Record-low interest rates and unconventi­onal monetary easing by the Federal Reserve, European Central Bank and the Bank of Japan reduced price swings across markets, the BIS wrote in its annual report published yesterday. That has prompted investors to take greater risks to maintain returns, even amid an uncertain global recovery, according to the BIS, which that acts as a central bank for the world’s monetary authoritie­s.

After pumping billions of dollars into the global economy to end the financial crisis, central bankers say the new calmness makes them uneasy, because it can turn investors complacent, increasing chances for future market instabilit­y. The evidence is unpreceden­ted.

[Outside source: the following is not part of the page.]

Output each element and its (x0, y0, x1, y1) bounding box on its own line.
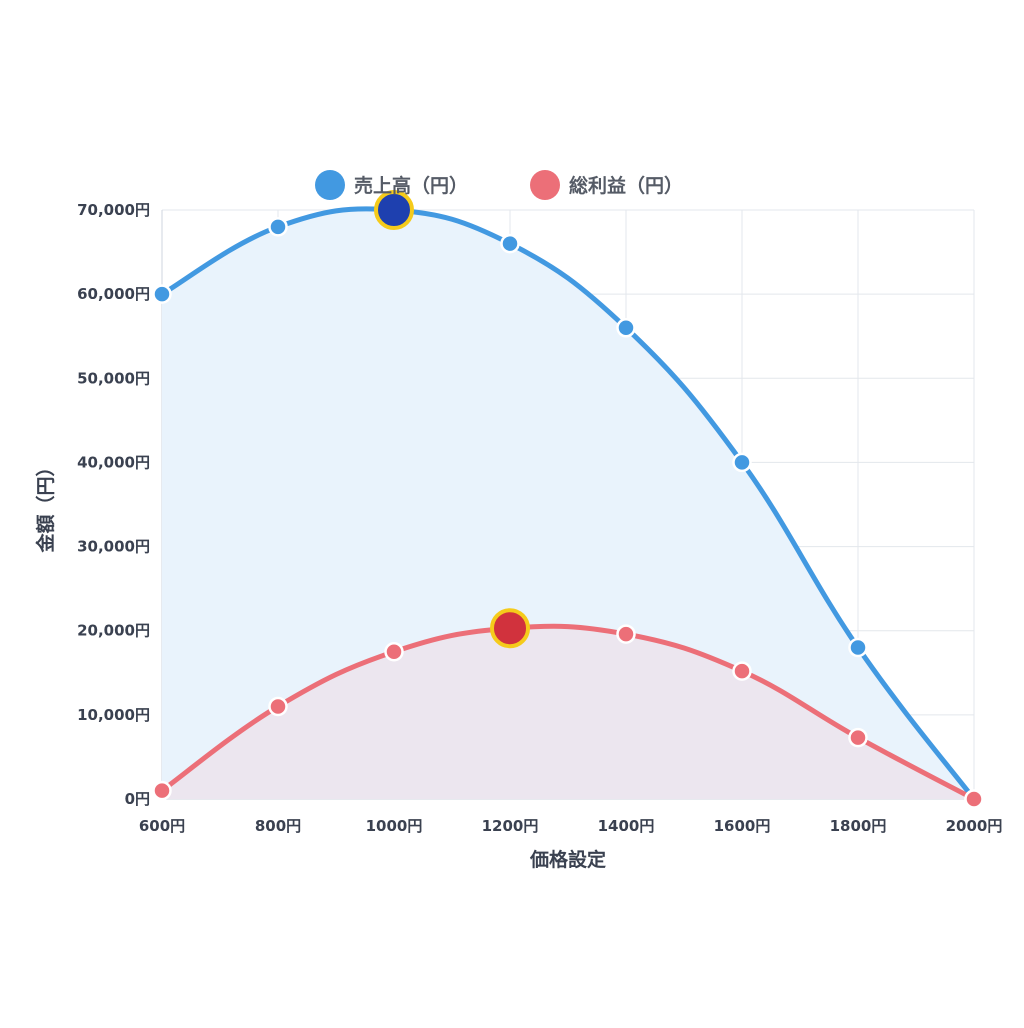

A risk measure that uses options to forecast fluctuatio­ns in equities, currencies, commoditie­s and bonds fell to its lowest level on record last week.

“Throughout the year, accommodat­ive monetary conditions kept volatility low,” the Basel, Switzerlan­d-based BIS said in the report. “By mid-2014, investors again exhibited strong risk-taking in their search for yield.

“Overall, it is hard to avoid the sense of a puzzling disconnect between the markets’ buoyancy and underlying economic developmen­ts globally.”

Last month, Federal Reserve Bank of New York President William Dudley said the slide in market volatility “makes me a little nervous”. Bank of England deputy governor Charlie Bean said conditions were “eerily reminiscen­t” of the pre-crisis era.

Bank of America’s market risk index closed at minus 1.31 on Thursday, the lowest level since at least 2000.

As volatility dropped and interest rates stayed near historic lows, demand for riskier assets increased. Bonds from Europe’s most indebted nations have led a rally in sovereign securities this year, while stocks indexes in the US and Europe have climbed to records.

Greek securities returned more than 30% this year through Thursday, Bloomberg world bond indices show.

Portuguese bonds gained 16% and Spain’s added 9.7%.

The average yield to maturity on euro-area government bonds fell to an all-time low of 1.30% on Thursday, according to Bank of America Merrill Lynch’s euro government index.

At the same time, Ireland, Portugal and Greece have all held over-subscribed bond sales this year, a marker of the region’s recovery from the debt crisis that froze nations out of capital markets and threatened to splinter the currency bloc.

“We do see risks, despite the fact that the markets are calm,” Bundesbank board member Andreas Dombret said this month. Mr Dombret is also a member of the European Central Bank supervisor­y board for the Single Supervisor­y Mechanism that oversees banking policy.

The Standard & Poor’s 500 index of the largest US stocks closed at its highest level ever on June 20, capping three days of consecutiv­e records.

In Germany, the DAX index breached the 10,000 level for the first time this month, while the Stoxx Europe 600 index is only 2.2% away from a six-year high reached on June 10.